21-latek szybko wywalczył sobie miejsce w pierwszym składzie ekipy Premier League, rozgrywając ponad 40 spotkań. W wielu z nich zbierał świetne recenzje. W dużej mierze dzięki niemu, Spurs zdołali ukończyć zmagania ligowe na podium.
To zaowocowało nowym kontraktem dla utalentowanego stopera. Zawodnik podpisał właśnie umowę, która obowiązywać będzie do końca sezonu 2023/24. Dzięki niemu piłkarz ma zapewnione także znacznie wyższe zarobki.

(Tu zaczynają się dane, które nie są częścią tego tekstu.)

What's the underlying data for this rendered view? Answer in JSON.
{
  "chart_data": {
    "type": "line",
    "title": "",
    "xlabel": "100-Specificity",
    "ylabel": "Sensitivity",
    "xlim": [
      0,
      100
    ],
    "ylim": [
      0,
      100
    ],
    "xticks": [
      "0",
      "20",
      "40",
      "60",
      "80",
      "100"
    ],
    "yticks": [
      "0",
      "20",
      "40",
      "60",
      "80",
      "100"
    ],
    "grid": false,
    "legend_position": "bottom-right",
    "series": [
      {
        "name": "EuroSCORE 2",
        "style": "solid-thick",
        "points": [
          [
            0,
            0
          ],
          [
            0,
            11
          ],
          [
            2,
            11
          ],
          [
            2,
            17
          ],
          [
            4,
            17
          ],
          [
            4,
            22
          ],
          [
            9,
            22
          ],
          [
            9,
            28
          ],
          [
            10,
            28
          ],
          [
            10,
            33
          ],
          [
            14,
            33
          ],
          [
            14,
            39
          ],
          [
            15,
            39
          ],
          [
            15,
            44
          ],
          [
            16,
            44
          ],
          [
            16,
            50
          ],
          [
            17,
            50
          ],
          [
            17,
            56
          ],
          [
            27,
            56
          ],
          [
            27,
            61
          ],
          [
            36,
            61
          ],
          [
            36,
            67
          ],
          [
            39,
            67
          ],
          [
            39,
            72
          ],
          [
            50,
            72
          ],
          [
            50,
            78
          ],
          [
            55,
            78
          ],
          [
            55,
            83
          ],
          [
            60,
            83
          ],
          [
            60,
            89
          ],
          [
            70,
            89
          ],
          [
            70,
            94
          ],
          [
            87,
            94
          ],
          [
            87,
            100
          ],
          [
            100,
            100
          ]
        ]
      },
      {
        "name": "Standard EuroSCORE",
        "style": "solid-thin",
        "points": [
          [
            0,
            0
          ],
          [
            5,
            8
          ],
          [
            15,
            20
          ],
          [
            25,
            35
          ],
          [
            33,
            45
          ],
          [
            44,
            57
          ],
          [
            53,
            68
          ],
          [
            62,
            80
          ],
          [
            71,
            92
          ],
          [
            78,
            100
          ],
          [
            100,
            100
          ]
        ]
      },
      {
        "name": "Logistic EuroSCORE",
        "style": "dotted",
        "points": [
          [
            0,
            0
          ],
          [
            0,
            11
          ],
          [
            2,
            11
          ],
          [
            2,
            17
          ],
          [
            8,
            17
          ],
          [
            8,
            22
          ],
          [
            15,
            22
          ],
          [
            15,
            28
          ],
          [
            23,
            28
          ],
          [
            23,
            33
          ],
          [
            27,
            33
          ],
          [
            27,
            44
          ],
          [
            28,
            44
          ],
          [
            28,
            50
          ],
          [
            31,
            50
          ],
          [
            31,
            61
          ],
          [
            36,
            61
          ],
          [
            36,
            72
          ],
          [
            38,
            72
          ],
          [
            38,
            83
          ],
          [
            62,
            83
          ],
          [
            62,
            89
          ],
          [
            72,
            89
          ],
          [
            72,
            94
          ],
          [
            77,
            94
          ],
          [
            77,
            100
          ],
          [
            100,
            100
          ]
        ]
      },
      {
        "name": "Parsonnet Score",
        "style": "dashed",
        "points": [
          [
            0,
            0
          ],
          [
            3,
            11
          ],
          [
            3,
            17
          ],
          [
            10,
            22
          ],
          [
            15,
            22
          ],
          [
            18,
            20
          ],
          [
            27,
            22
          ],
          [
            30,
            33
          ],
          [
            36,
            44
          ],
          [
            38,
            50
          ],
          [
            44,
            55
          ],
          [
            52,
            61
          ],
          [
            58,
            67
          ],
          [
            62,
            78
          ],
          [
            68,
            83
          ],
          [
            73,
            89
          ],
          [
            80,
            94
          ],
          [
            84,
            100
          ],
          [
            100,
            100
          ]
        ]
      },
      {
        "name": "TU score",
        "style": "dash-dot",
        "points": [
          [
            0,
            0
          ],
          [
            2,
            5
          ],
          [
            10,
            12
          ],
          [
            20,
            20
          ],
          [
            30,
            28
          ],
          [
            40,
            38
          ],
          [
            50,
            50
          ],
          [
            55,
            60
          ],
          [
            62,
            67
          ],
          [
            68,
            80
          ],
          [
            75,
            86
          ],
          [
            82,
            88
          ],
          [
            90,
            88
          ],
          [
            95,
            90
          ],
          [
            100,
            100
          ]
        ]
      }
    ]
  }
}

Warto zaznaczyć, że Sanchez jest także postawowym obrońcą reprezentacji Kolumbii, która na mundialu zmierzy się w grupie H z Polską, a także Japonią i Senegalem.
ZOBACZ WIDEO Bomba Arkadiusza Milika. Wejście smoka dało zwycięstwo SSC Napoli [ZDJĘCIA ELEVEN SPORTS]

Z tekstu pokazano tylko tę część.